I watched a dev team spend two weeks debugging why their mobile app suddenly stopped connecting to their servers. The culprit? A pinned certificate that expired. Their users couldn't log in. Revenue dropped. All because of a security feature working exactly as designed.
Certificate pinning is one of those techniques that sounds great in theory but can bite you hard in practice.
What Certificate Pinning Actually Does
When your app connects to a server over HTTPS, it normally trusts any certificate signed by a recognized Certificate Authority. That's usually fine - until someone compromises a CA or sits between you and the server with a forged certificate.
Certificate pinning says "I don't care what the CA thinks - I only trust THIS specific certificate for this host."
Here's the flow:
- Connection starts - Your app reaches out to the server
- Certificate received - Server presents its SSL certificate
- Comparison - App checks the cert against a pre-stored copy (the "pin")
- Decision - Match? Proceed. No match? Kill the connection.
This stops man-in-the-middle attacks cold. An attacker can't just generate a fake certificate because your app knows exactly what the real one looks like.
The Trade-Off Nobody Talks About
Here's what security blogs often skip: pinning creates operational headaches.
Certificates expire. CAs rotate their intermediates more frequently now. If your pinned certificate changes and your app doesn't know about it, every user gets locked out until they update.
I've seen this happen at least a dozen times. AWS actually recommends against pinning their ACM certificates for exactly this reason - they rotate keys during renewal, and your app will just stop working.
Since early 2024, outages caused by certificate pinning have increased significantly across the industry.
Should You Actually Use It?
Honest answer? It depends - and the industry is shifting.

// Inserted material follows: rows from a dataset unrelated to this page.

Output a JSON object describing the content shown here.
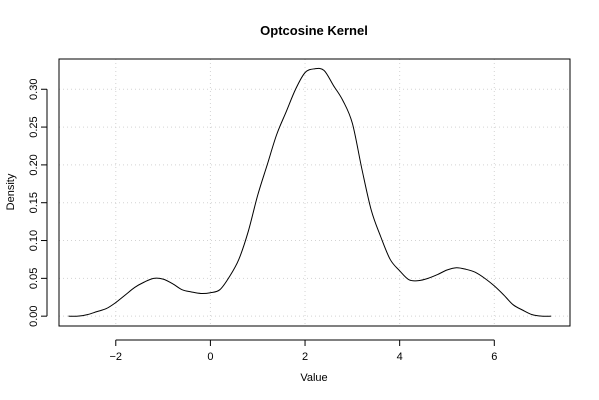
{
  "chart_data": {
    "type": "line",
    "title": "Optcosine Kernel",
    "xlabel": "Value",
    "ylabel": "Density",
    "xlim": [
      -3.2,
      7.6
    ],
    "ylim": [
      -0.013,
      0.34
    ],
    "xticks": [
      -2,
      0,
      2,
      4,
      6
    ],
    "xtick_labels": [
      "−2",
      "0",
      "2",
      "4",
      "6"
    ],
    "yticks": [
      0.0,
      0.05,
      0.1,
      0.15,
      0.2,
      0.25,
      0.3
    ],
    "ytick_labels": [
      "0.00",
      "0.05",
      "0.10",
      "0.15",
      "0.20",
      "0.25",
      "0.30"
    ],
    "grid": true,
    "series": [
      {
        "x": [
          -3.0,
          -2.8,
          -2.6,
          -2.4,
          -2.2,
          -2.0,
          -1.8,
          -1.6,
          -1.4,
          -1.2,
          -1.0,
          -0.8,
          -0.6,
          -0.4,
          -0.2,
          0.0,
          0.2,
          0.4,
          0.6,
          0.8,
          1.0,
          1.2,
          1.4,
          1.6,
          1.8,
          2.0,
          2.2,
          2.4,
          2.6,
          2.8,
          3.0,
          3.2,
          3.4,
          3.6,
          3.8,
          4.0,
          4.2,
          4.4,
          4.6,
          4.8,
          5.0,
          5.2,
          5.4,
          5.6,
          5.8,
          6.0,
          6.2,
          6.4,
          6.6,
          6.8,
          7.0,
          7.2
        ],
        "y": [
          0.0,
          0.0,
          0.002,
          0.006,
          0.01,
          0.018,
          0.028,
          0.038,
          0.045,
          0.05,
          0.049,
          0.043,
          0.035,
          0.032,
          0.03,
          0.031,
          0.035,
          0.052,
          0.075,
          0.112,
          0.16,
          0.2,
          0.24,
          0.27,
          0.3,
          0.322,
          0.327,
          0.325,
          0.305,
          0.285,
          0.255,
          0.195,
          0.14,
          0.105,
          0.075,
          0.06,
          0.048,
          0.047,
          0.05,
          0.055,
          0.061,
          0.064,
          0.062,
          0.058,
          0.05,
          0.04,
          0.028,
          0.015,
          0.008,
          0.002,
          0.0,
          0.0
        ]
      }
    ]
  }
}
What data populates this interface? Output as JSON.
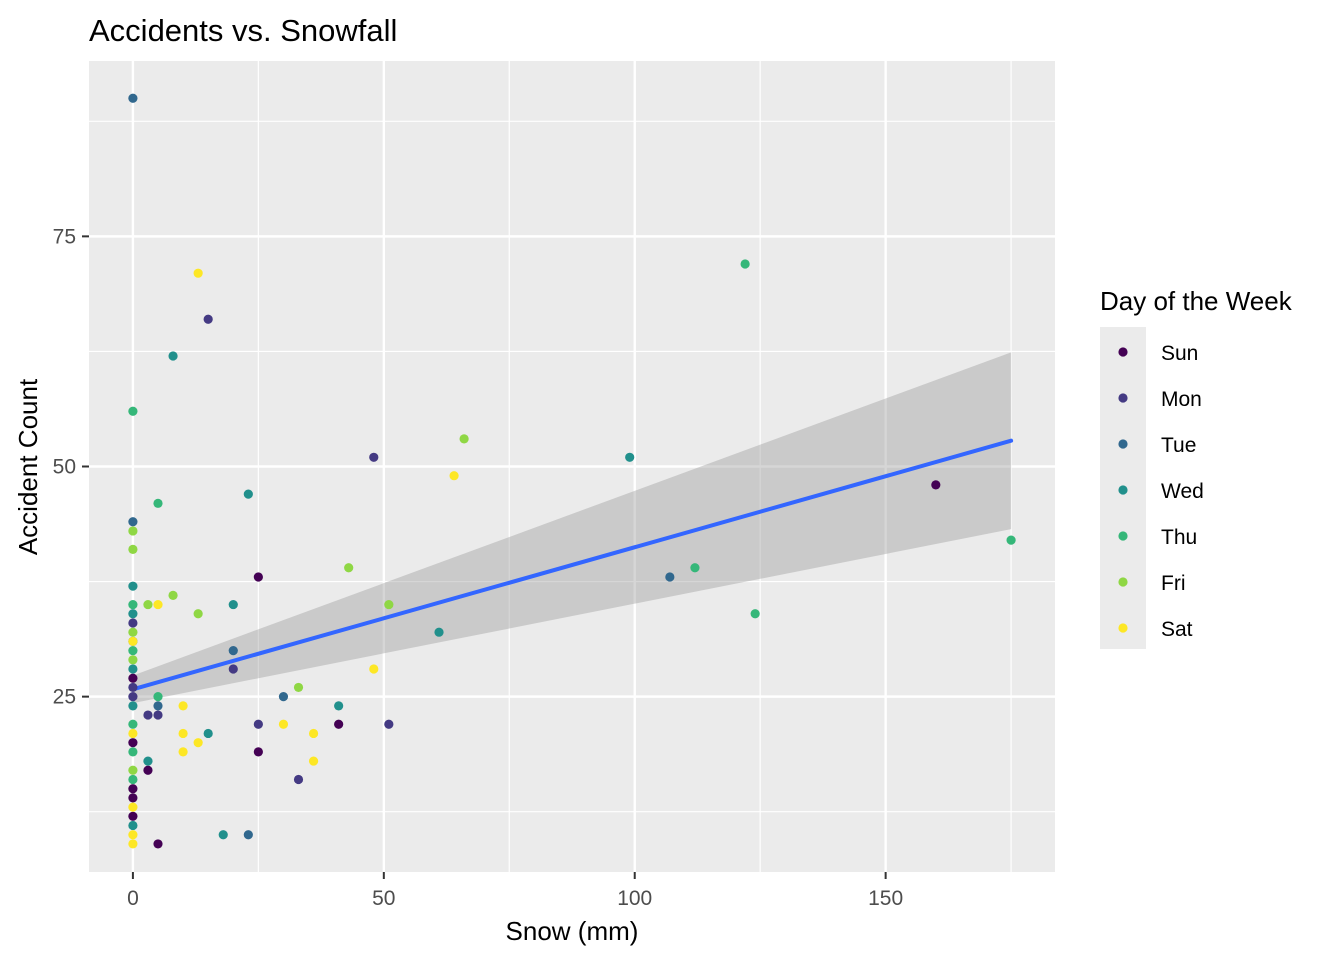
{
  "chart_data": {
    "type": "scatter",
    "title": "Accidents vs. Snowfall",
    "xlabel": "Snow (mm)",
    "ylabel": "Accident Count",
    "xlim": [
      -8.75,
      183.75
    ],
    "ylim": [
      5.95,
      94.05
    ],
    "x_ticks": [
      0,
      50,
      100,
      150
    ],
    "y_ticks": [
      25,
      50,
      75
    ],
    "grid": true,
    "legend": {
      "title": "Day of the Week",
      "position": "right",
      "entries": [
        {
          "label": "Sun",
          "color": "#440154"
        },
        {
          "label": "Mon",
          "color": "#443A83"
        },
        {
          "label": "Tue",
          "color": "#31688E"
        },
        {
          "label": "Wed",
          "color": "#21908C"
        },
        {
          "label": "Thu",
          "color": "#35B779"
        },
        {
          "label": "Fri",
          "color": "#8FD744"
        },
        {
          "label": "Sat",
          "color": "#FDE725"
        }
      ]
    },
    "series": [
      {
        "name": "Sun",
        "color": "#440154",
        "points": [
          [
            0,
            20
          ],
          [
            0,
            15
          ],
          [
            0,
            14
          ],
          [
            0,
            12
          ],
          [
            0,
            27
          ],
          [
            3,
            17
          ],
          [
            5,
            9
          ],
          [
            25,
            38
          ],
          [
            25,
            19
          ],
          [
            41,
            22
          ],
          [
            160,
            48
          ]
        ]
      },
      {
        "name": "Mon",
        "color": "#443A83",
        "points": [
          [
            0,
            26
          ],
          [
            0,
            25
          ],
          [
            0,
            33
          ],
          [
            3,
            23
          ],
          [
            5,
            23
          ],
          [
            15,
            66
          ],
          [
            20,
            28
          ],
          [
            25,
            22
          ],
          [
            33,
            16
          ],
          [
            48,
            51
          ],
          [
            51,
            22
          ]
        ]
      },
      {
        "name": "Tue",
        "color": "#31688E",
        "points": [
          [
            0,
            90
          ],
          [
            0,
            44
          ],
          [
            0,
            31
          ],
          [
            5,
            24
          ],
          [
            20,
            30
          ],
          [
            23,
            10
          ],
          [
            30,
            25
          ],
          [
            107,
            38
          ]
        ]
      },
      {
        "name": "Wed",
        "color": "#21908C",
        "points": [
          [
            0,
            37
          ],
          [
            0,
            34
          ],
          [
            0,
            28
          ],
          [
            0,
            24
          ],
          [
            0,
            11
          ],
          [
            3,
            18
          ],
          [
            8,
            62
          ],
          [
            15,
            21
          ],
          [
            18,
            10
          ],
          [
            20,
            35
          ],
          [
            23,
            47
          ],
          [
            41,
            24
          ],
          [
            61,
            32
          ],
          [
            99,
            51
          ]
        ]
      },
      {
        "name": "Thu",
        "color": "#35B779",
        "points": [
          [
            0,
            56
          ],
          [
            0,
            35
          ],
          [
            0,
            30
          ],
          [
            0,
            22
          ],
          [
            0,
            19
          ],
          [
            0,
            16
          ],
          [
            5,
            46
          ],
          [
            5,
            25
          ],
          [
            112,
            39
          ],
          [
            122,
            72
          ],
          [
            124,
            34
          ],
          [
            175,
            42
          ]
        ]
      },
      {
        "name": "Fri",
        "color": "#8FD744",
        "points": [
          [
            0,
            43
          ],
          [
            0,
            41
          ],
          [
            0,
            32
          ],
          [
            0,
            29
          ],
          [
            0,
            17
          ],
          [
            3,
            35
          ],
          [
            8,
            36
          ],
          [
            13,
            34
          ],
          [
            33,
            26
          ],
          [
            43,
            39
          ],
          [
            51,
            35
          ],
          [
            66,
            53
          ]
        ]
      },
      {
        "name": "Sat",
        "color": "#FDE725",
        "points": [
          [
            0,
            31
          ],
          [
            0,
            21
          ],
          [
            0,
            13
          ],
          [
            0,
            10
          ],
          [
            0,
            9
          ],
          [
            5,
            35
          ],
          [
            10,
            24
          ],
          [
            10,
            21
          ],
          [
            10,
            19
          ],
          [
            13,
            71
          ],
          [
            13,
            20
          ],
          [
            30,
            22
          ],
          [
            36,
            21
          ],
          [
            36,
            18
          ],
          [
            48,
            28
          ],
          [
            64,
            49
          ]
        ]
      }
    ],
    "trend_line": {
      "method": "linear",
      "color": "#3366FF",
      "x": [
        0,
        175
      ],
      "y": [
        25.8,
        52.8
      ],
      "ci_lower": [
        24.3,
        43.2
      ],
      "ci_upper": [
        27.3,
        62.4
      ]
    }
  }
}
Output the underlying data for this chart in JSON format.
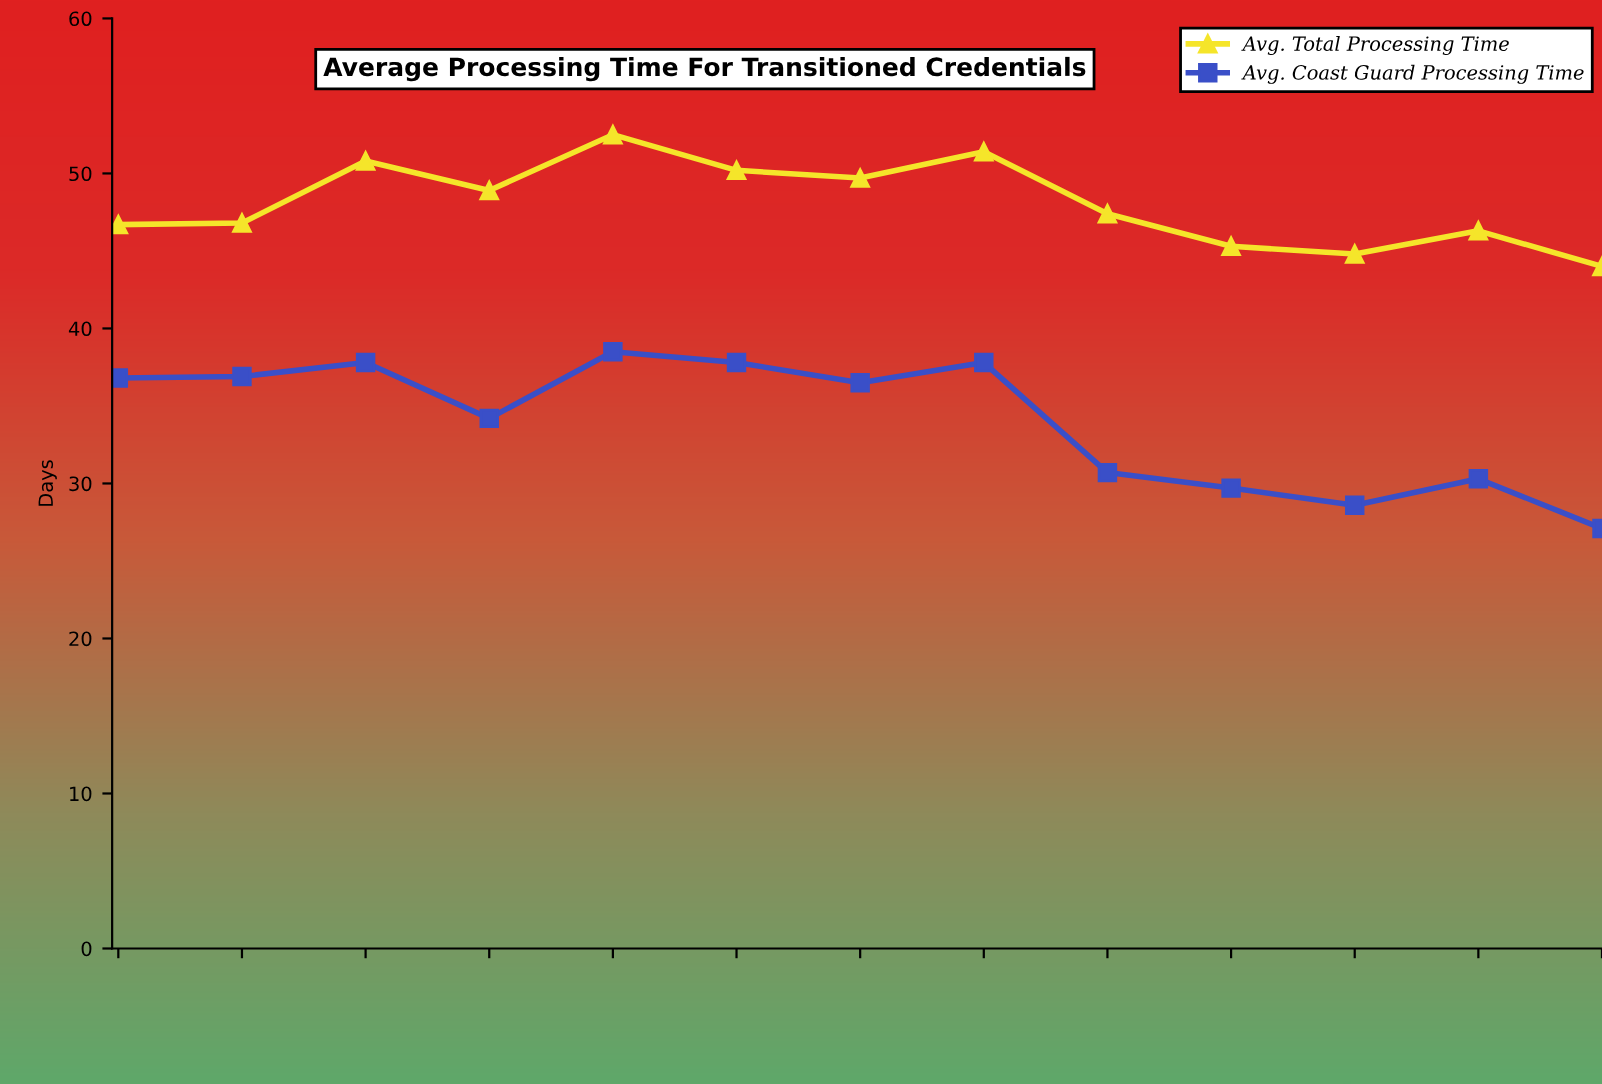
{
  "chart_data": {
    "type": "line",
    "title": "Average Processing Time For Transitioned Credentials",
    "ylabel": "Days",
    "categories": [
      null,
      null,
      null,
      null,
      null,
      null,
      null,
      null,
      null,
      null,
      null,
      null,
      null
    ],
    "series": [
      {
        "name": "Avg. Total Processing Time",
        "color": "#f5e52a",
        "marker": "triangle",
        "values": [
          46.7,
          46.8,
          50.8,
          48.9,
          52.5,
          50.2,
          49.7,
          51.4,
          47.4,
          45.3,
          44.8,
          46.3,
          44.0
        ]
      },
      {
        "name": "Avg. Coast Guard Processing Time",
        "color": "#3a4fc8",
        "marker": "square",
        "values": [
          36.8,
          36.9,
          37.8,
          34.2,
          38.5,
          37.8,
          36.5,
          37.8,
          30.7,
          29.7,
          28.6,
          30.3,
          27.1
        ]
      }
    ],
    "ylim": [
      0,
      60
    ],
    "yticks": [
      0,
      10,
      20,
      30,
      40,
      50,
      60
    ],
    "grid": false,
    "legend": "top right"
  }
}
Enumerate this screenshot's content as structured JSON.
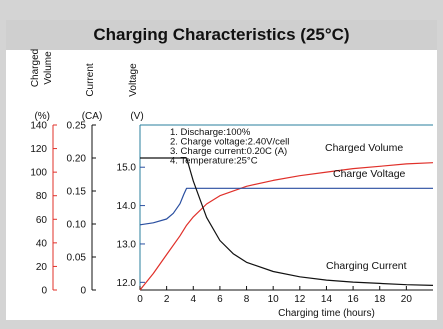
{
  "title": "Charging Characteristics (25°C)",
  "colors": {
    "frame": "#d4d4d4",
    "red": "#e0302a",
    "blue": "#2a4fa0",
    "black": "#111111",
    "teal_rule": "#2a7f9e"
  },
  "chart_data": {
    "type": "line",
    "xlabel": "Charging time (hours)",
    "xlim": [
      0,
      22
    ],
    "xticks": [
      "0",
      "2",
      "4",
      "6",
      "8",
      "10",
      "12",
      "14",
      "16",
      "18",
      "20"
    ],
    "axes": {
      "charged_volume": {
        "label": "Charged Volume",
        "unit": "(%)",
        "range": [
          0,
          140
        ],
        "ticks": [
          "0",
          "20",
          "40",
          "60",
          "80",
          "100",
          "120",
          "140"
        ]
      },
      "current": {
        "label": "Current",
        "unit": "(CA)",
        "range": [
          0,
          0.25
        ],
        "ticks": [
          "0",
          "0.05",
          "0.10",
          "0.15",
          "0.20",
          "0.25"
        ]
      },
      "voltage": {
        "label": "Voltage",
        "unit": "(V)",
        "range": [
          11.8,
          16.1
        ],
        "ticks": [
          "12.0",
          "13.0",
          "14.0",
          "15.0"
        ]
      }
    },
    "notes": [
      "1. Discharge:100%",
      "2. Charge voltage:2.40V/cell",
      "3. Charge current:0.20C (A)",
      "4. Temperature:25°C"
    ],
    "series": [
      {
        "name": "Charged Volume",
        "axis": "charged_volume",
        "color": "#e0302a",
        "x": [
          0,
          1,
          2,
          3,
          3.5,
          4,
          5,
          6,
          8,
          10,
          12,
          14,
          16,
          18,
          20,
          22
        ],
        "y": [
          0,
          14,
          30,
          46,
          55,
          62,
          73,
          80,
          88,
          93,
          97,
          100,
          103,
          105,
          107,
          108
        ]
      },
      {
        "name": "Charge Voltage",
        "axis": "voltage",
        "color": "#2a4fa0",
        "x": [
          0,
          1,
          2,
          2.5,
          3,
          3.3,
          3.5,
          4,
          6,
          10,
          14,
          18,
          22
        ],
        "y": [
          13.5,
          13.55,
          13.65,
          13.8,
          14.05,
          14.3,
          14.45,
          14.45,
          14.45,
          14.45,
          14.45,
          14.45,
          14.45
        ]
      },
      {
        "name": "Charging Current",
        "axis": "current",
        "color": "#111111",
        "x": [
          0,
          1,
          2,
          3,
          3.5,
          4,
          5,
          6,
          7,
          8,
          10,
          12,
          14,
          16,
          18,
          20,
          22
        ],
        "y": [
          0.2,
          0.2,
          0.2,
          0.2,
          0.2,
          0.165,
          0.11,
          0.075,
          0.055,
          0.042,
          0.028,
          0.02,
          0.015,
          0.012,
          0.01,
          0.008,
          0.007
        ]
      }
    ]
  }
}
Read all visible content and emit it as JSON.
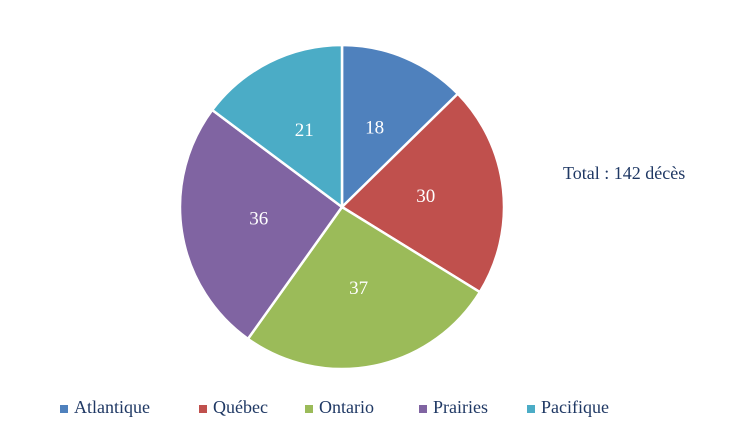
{
  "chart_data": {
    "type": "pie",
    "categories": [
      "Atlantique",
      "Québec",
      "Ontario",
      "Prairies",
      "Pacifique"
    ],
    "values": [
      18,
      30,
      37,
      36,
      21
    ],
    "colors": [
      "#4f81bd",
      "#c0504d",
      "#9bbb59",
      "#8064a2",
      "#4bacc6"
    ],
    "annotation": "Total : 142 décès",
    "legend": "bottom"
  }
}
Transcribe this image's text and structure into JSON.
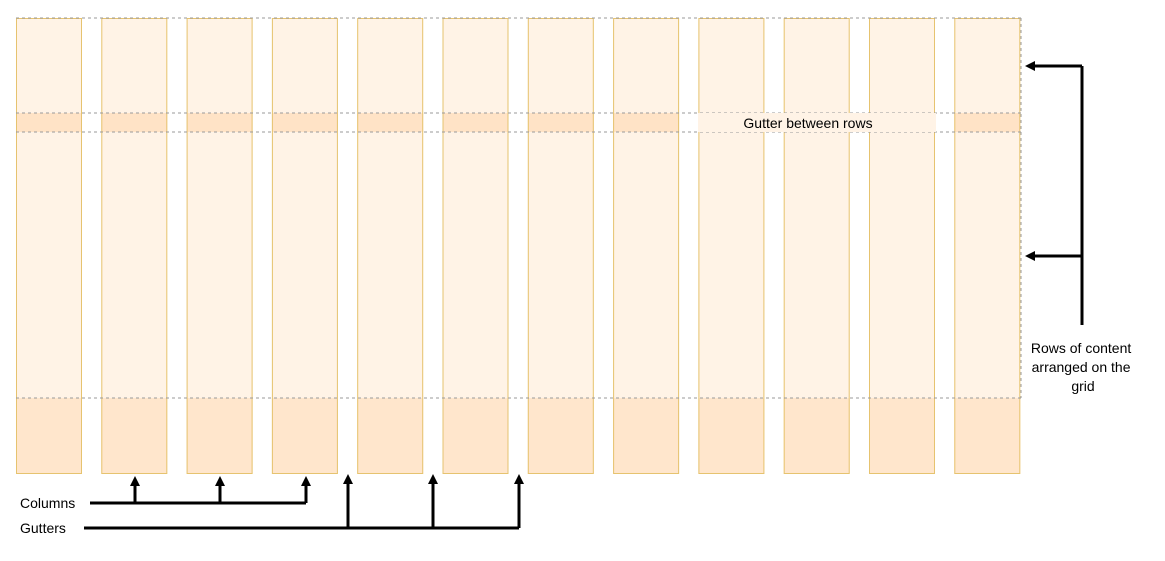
{
  "diagram": {
    "labels": {
      "gutter_between_rows": "Gutter between rows",
      "rows_of_content": [
        "Rows of content",
        "arranged on the",
        "grid"
      ],
      "columns": "Columns",
      "gutters": "Gutters"
    },
    "grid": {
      "column_count": 12
    },
    "colors": {
      "column_fill": "#fff3e6",
      "column_bottom_fill": "#ffe6cc",
      "column_stroke": "#e6c36f",
      "gutter_row_fill": "#ffe3c6",
      "dashed_line": "#999999",
      "arrow": "#000000"
    }
  }
}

Cloudflare, AWS, and many security teams now acknowledge that outage risk often outweighs security benefit. Modern certificate transparency logs and improved CA practices have reduced the attack surface pinning was designed to protect.
If you're building a banking app or handling extremely sensitive data, it might make sense. But even then, follow these rules:
- Use SPKI pinning over full certificate pinning (survives cert renewals if you keep the same key)
- Always include backup pins from a different CA
- Consider dynamic pinning that updates without app releases
For everyone else? Focus on proper certificate validation, API security, and runtime monitoring instead.
The Bottom Line
Certificate pinning stops MITM attacks. It also stops your users when someone forgets to update a certificate.
Before implementing it, ask yourself: do you have the operational maturity to manage certificate lifecycles without causing outages? If the answer isn't a confident yes, you might create more problems than you solve.